Running an employee background check should be a critical component of the hiring process. Here’s why you should consider adding this exercise to your hiring protocols.
To Minimize Hiring Regret and Turnover
One of the primary reasons to run a background check is to confirm the identity and qualifications of the person you’re hiring.
Studies show that 78% of job applicants lie during the hiring process, ranging from exaggerations of their skillsets to full-blown fabrications about their educational backgrounds.
While many applicants who fudge the data have the potential to learn and grow in their role, those who are grossly underqualified likely won’t last long in your company. As the hiring process is quite costly— averaging around $4000 with all things considered and for executive posts, this number can exceed $28,329 per employee — it’s important to minimize this expense.
The best way to do so? Ensuring the right person is hired the first time.
You can run a Background Check on Background Hawk site to find an individual’s educational background and whether they have a criminal record. You can also incorporate validation into the hiring process (i.e., requiring a copy of transcripts or a criminal record check with the local police district).
To Create a Safe Work Environment
Creating a safe work environment is a top priority. Confirming that the person you’re hiring doesn’t have a criminal background is just one small part of that process. Depending on whether your organization has a second-chance program, you could use this to confirm that previous convictions are non-violent in nature.
Confirming the candidate’s education and background is another essential aspect of creating a safe work environment. While it’s unlikely that a small fib about previous experience with Excel spreadsheets will endanger anyone’s life, the same can’t be said for highly technical skills and trades.

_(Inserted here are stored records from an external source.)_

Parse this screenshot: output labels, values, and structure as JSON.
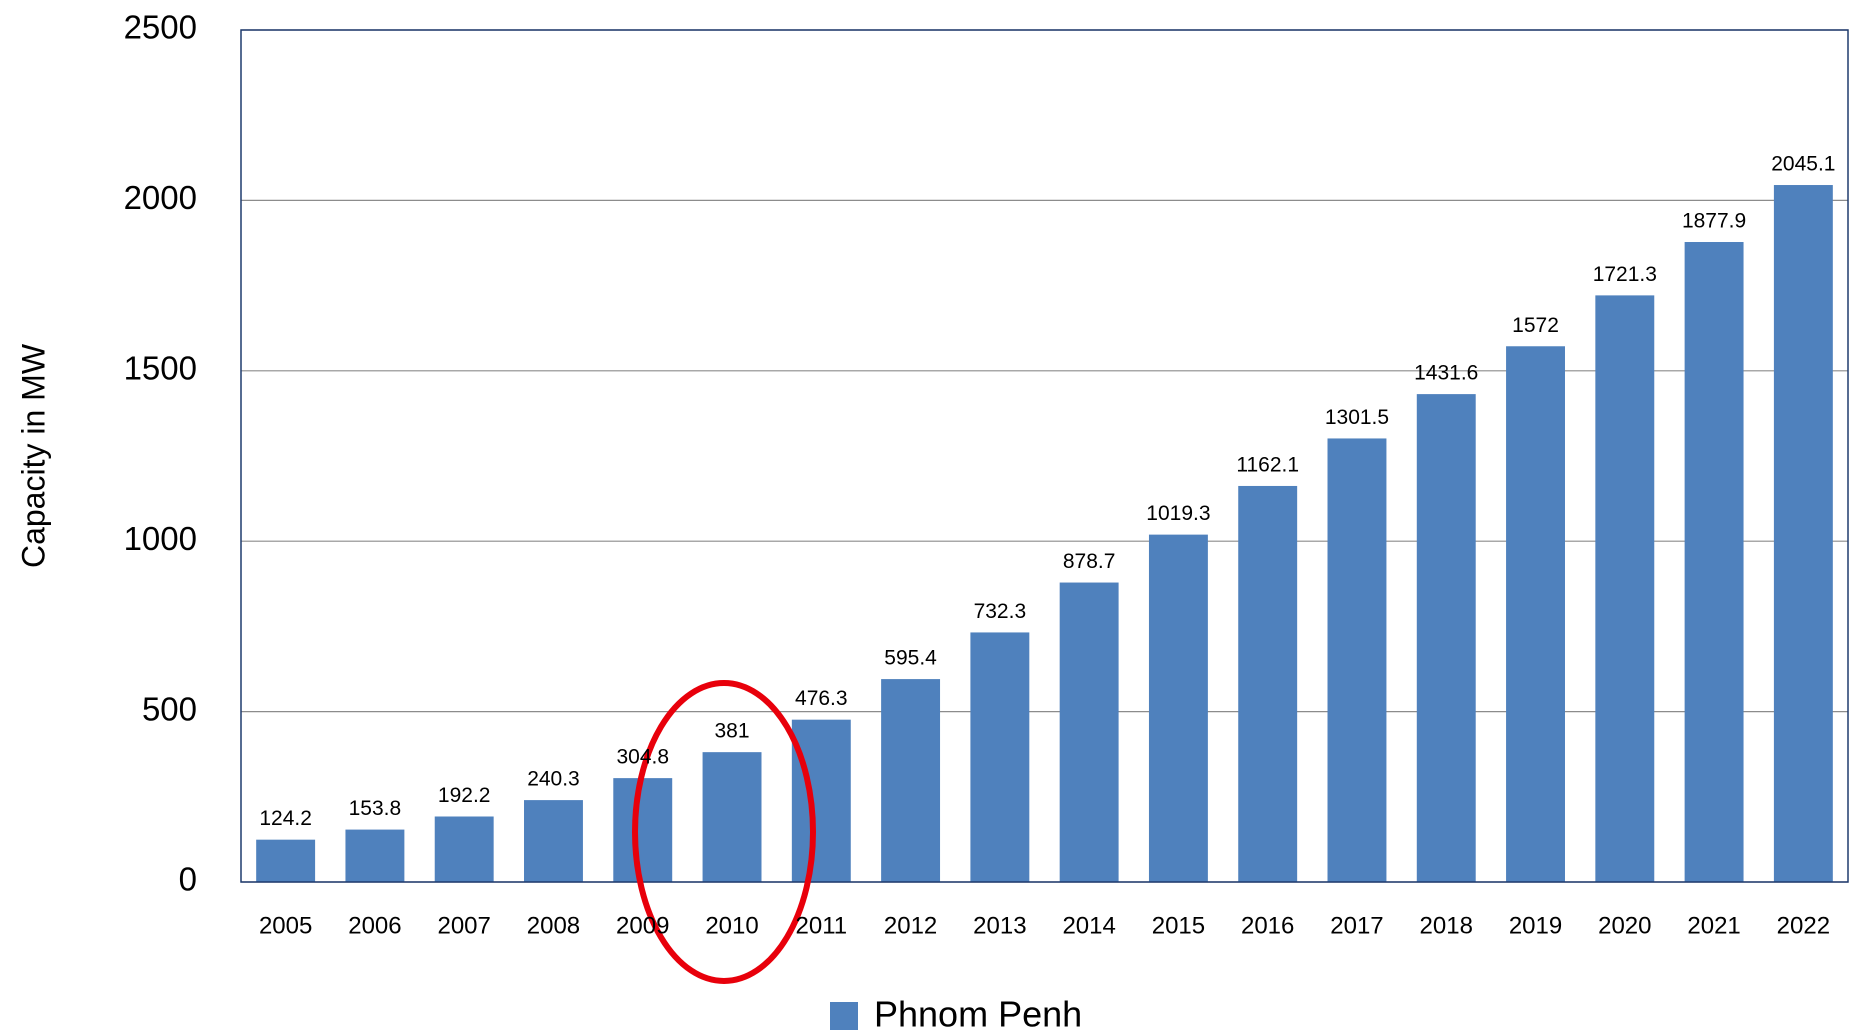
{
  "chart_data": {
    "type": "bar",
    "y_label": "Capacity in MW",
    "categories": [
      "2005",
      "2006",
      "2007",
      "2008",
      "2009",
      "2010",
      "2011",
      "2012",
      "2013",
      "2014",
      "2015",
      "2016",
      "2017",
      "2018",
      "2019",
      "2020",
      "2021",
      "2022"
    ],
    "series": [
      {
        "name": "Phnom Penh",
        "color": "#4f81bd",
        "values": [
          124.2,
          153.8,
          192.2,
          240.3,
          304.8,
          381,
          476.3,
          595.4,
          732.3,
          878.7,
          1019.3,
          1162.1,
          1301.5,
          1431.6,
          1572,
          1721.3,
          1877.9,
          2045.1
        ]
      }
    ],
    "ylim": [
      0,
      2500
    ],
    "yticks": [
      0,
      500,
      1000,
      1500,
      2000,
      2500
    ],
    "grid": true,
    "legend": "bottom"
  }
}
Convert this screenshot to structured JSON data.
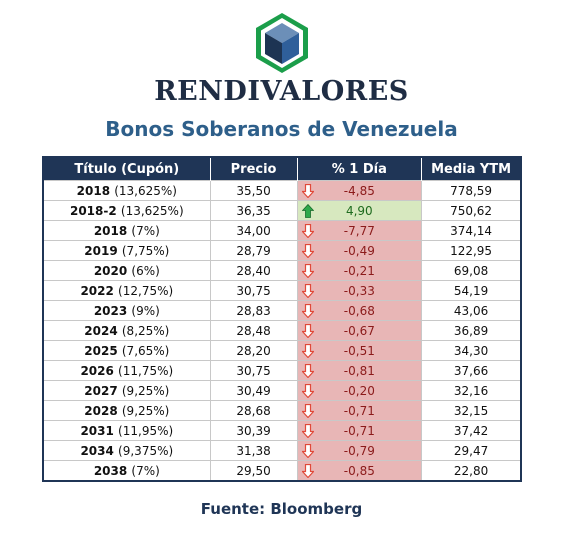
{
  "brand": "RENDIVALORES",
  "subtitle": "Bonos Soberanos de Venezuela",
  "source": "Fuente: Bloomberg",
  "colors": {
    "header_bg": "#1f3556",
    "down_bg": "#e8b6b6",
    "up_bg": "#d7e8bf",
    "down_arrow": "#e04a3a",
    "up_arrow": "#2fa84a"
  },
  "table": {
    "headers": [
      "Título (Cupón)",
      "Precio",
      "% 1 Día",
      "Media YTM"
    ],
    "rows": [
      {
        "year": "2018",
        "coupon": "(13,625%)",
        "price": "35,50",
        "change": "-4,85",
        "direction": "down",
        "ytm": "778,59"
      },
      {
        "year": "2018-2",
        "coupon": "(13,625%)",
        "price": "36,35",
        "change": "4,90",
        "direction": "up",
        "ytm": "750,62"
      },
      {
        "year": "2018",
        "coupon": "(7%)",
        "price": "34,00",
        "change": "-7,77",
        "direction": "down",
        "ytm": "374,14"
      },
      {
        "year": "2019",
        "coupon": "(7,75%)",
        "price": "28,79",
        "change": "-0,49",
        "direction": "down",
        "ytm": "122,95"
      },
      {
        "year": "2020",
        "coupon": "(6%)",
        "price": "28,40",
        "change": "-0,21",
        "direction": "down",
        "ytm": "69,08"
      },
      {
        "year": "2022",
        "coupon": "(12,75%)",
        "price": "30,75",
        "change": "-0,33",
        "direction": "down",
        "ytm": "54,19"
      },
      {
        "year": "2023",
        "coupon": "(9%)",
        "price": "28,83",
        "change": "-0,68",
        "direction": "down",
        "ytm": "43,06"
      },
      {
        "year": "2024",
        "coupon": "(8,25%)",
        "price": "28,48",
        "change": "-0,67",
        "direction": "down",
        "ytm": "36,89"
      },
      {
        "year": "2025",
        "coupon": "(7,65%)",
        "price": "28,20",
        "change": "-0,51",
        "direction": "down",
        "ytm": "34,30"
      },
      {
        "year": "2026",
        "coupon": "(11,75%)",
        "price": "30,75",
        "change": "-0,81",
        "direction": "down",
        "ytm": "37,66"
      },
      {
        "year": "2027",
        "coupon": "(9,25%)",
        "price": "30,49",
        "change": "-0,20",
        "direction": "down",
        "ytm": "32,16"
      },
      {
        "year": "2028",
        "coupon": "(9,25%)",
        "price": "28,68",
        "change": "-0,71",
        "direction": "down",
        "ytm": "32,15"
      },
      {
        "year": "2031",
        "coupon": "(11,95%)",
        "price": "30,39",
        "change": "-0,71",
        "direction": "down",
        "ytm": "37,42"
      },
      {
        "year": "2034",
        "coupon": "(9,375%)",
        "price": "31,38",
        "change": "-0,79",
        "direction": "down",
        "ytm": "29,47"
      },
      {
        "year": "2038",
        "coupon": "(7%)",
        "price": "29,50",
        "change": "-0,85",
        "direction": "down",
        "ytm": "22,80"
      }
    ]
  }
}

Someone who lies about their work experience in construction or workplace safety training could put themselves and others at risk.
To Protect Your Brand Reputation
Background checks can also help you protect the integrity of your brand. It takes years to build a solid reputation and only one incident to destroy it permanently.
Checking social media is one aspect of protecting the image of your business. Look out for signs of candidates engaging in inappropriate behavior or hate speech. Someone who spends much of their time fighting with others online may not be the best representative of your business.
Confirming a candidate’s background is also paramount for protecting your brand’s reputation. Hiring an esthetician who doesn’t actually know how to do a bikini wax or wedding makeup could result in extreme customer dissatisfaction and backlash.
To Protect Your Business Assets
Protecting your business assets is perhaps the most obvious reason for running background checks.
You want to minimize the risk of someone stealing your intellectual property, divulging classified information, or committing financial fraud.
In addition to criminal record checks, many hiring managers will also run a credit check on employees. It’s important to understand the legalities around this in your area and ensure it’s relevant to the role.
To Evaluate Honesty and Transparency
Finally, running a credit check confirms a person’s honesty and transparency. People make mistakes, and they aren’t perfect. However, it’s how they address those mistakes that speak to their character.
For example, if you have an employee with an employment gap on their resume, they should be upfront and honest about the issue. If there’s something questionable in their distant past, they should bring it up during the interview.
It’s worth noting that if you expect applicants to be honest and transparent with you, you should offer the same courtesy.
Make it clear in the job posting that you’ll be conducting a background search and what that entails. Keep these key considerations in mind when revisiting your hiring process.